April 29, 2014 | Posted in Debt, Finance | By

money

By Gerri Detweiler

Money problems can be distressing and depressing. We recently heard from a college graduate who feels overwhelmed by debt:

What can I do about student loans? I owe about $150,000 and only make $36,000. I’m also looking for a new job that hopefully pays more. I feel stuck and miserable. I went to college to better myself but instead of feeling improved, I have this huge burden on my shoulders. All I do is work and pay bills, work and pay bills, work and pay bills. Help me, please!

We asked finance expert and writer (and contributor for Credit.com) Mitchell Weiss about our reader’s plight. Unfortunately the news wasn’t encouraging.
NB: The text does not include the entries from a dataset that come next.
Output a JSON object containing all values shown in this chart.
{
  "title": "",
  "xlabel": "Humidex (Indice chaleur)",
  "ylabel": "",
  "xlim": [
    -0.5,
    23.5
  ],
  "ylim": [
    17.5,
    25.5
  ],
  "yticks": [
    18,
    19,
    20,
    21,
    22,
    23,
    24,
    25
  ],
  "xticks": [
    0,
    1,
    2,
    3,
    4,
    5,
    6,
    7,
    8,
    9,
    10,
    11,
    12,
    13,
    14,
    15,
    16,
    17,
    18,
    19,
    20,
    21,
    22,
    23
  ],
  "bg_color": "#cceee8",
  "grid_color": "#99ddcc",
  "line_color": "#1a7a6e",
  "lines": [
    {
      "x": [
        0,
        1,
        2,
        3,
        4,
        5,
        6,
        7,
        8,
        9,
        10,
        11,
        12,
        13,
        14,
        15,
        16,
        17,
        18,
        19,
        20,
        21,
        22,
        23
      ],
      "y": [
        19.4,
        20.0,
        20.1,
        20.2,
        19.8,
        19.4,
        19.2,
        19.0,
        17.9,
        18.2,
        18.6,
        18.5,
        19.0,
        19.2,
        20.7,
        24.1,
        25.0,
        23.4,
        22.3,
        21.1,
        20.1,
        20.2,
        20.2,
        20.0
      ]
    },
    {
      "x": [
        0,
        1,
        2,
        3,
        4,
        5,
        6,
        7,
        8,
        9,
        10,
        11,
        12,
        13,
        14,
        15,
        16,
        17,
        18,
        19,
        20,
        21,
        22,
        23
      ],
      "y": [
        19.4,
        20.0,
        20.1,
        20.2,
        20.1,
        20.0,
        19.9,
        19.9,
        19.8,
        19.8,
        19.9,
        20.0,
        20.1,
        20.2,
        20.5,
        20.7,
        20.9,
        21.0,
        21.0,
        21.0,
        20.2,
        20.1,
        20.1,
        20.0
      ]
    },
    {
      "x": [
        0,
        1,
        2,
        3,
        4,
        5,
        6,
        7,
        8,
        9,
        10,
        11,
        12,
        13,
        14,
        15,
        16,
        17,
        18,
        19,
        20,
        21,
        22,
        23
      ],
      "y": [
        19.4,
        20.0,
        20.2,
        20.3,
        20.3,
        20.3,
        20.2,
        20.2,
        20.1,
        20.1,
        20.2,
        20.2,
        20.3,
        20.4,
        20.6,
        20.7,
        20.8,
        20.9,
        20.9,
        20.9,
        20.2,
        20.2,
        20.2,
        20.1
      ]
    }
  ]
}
The writer may be entitled to some government-backed repayment plans, such as income-based repayment (IBR) or Pay As You Earn (PAYE) programs. But, Weiss cautioned, those are available only for federal loans; they are not available for private loans. If he works in the public domain, our reader might be eligible for the Public Service Loan Forgiveness Program.

“As far as his/her private loans are concerned, it’ll be case by case with the lenders,” Weiss said in an email. “Just know that any accommodation will come at a price — unpaid interest will be added to the loan balance (this is known as ‘negative amortization’), which will only make matters worse.”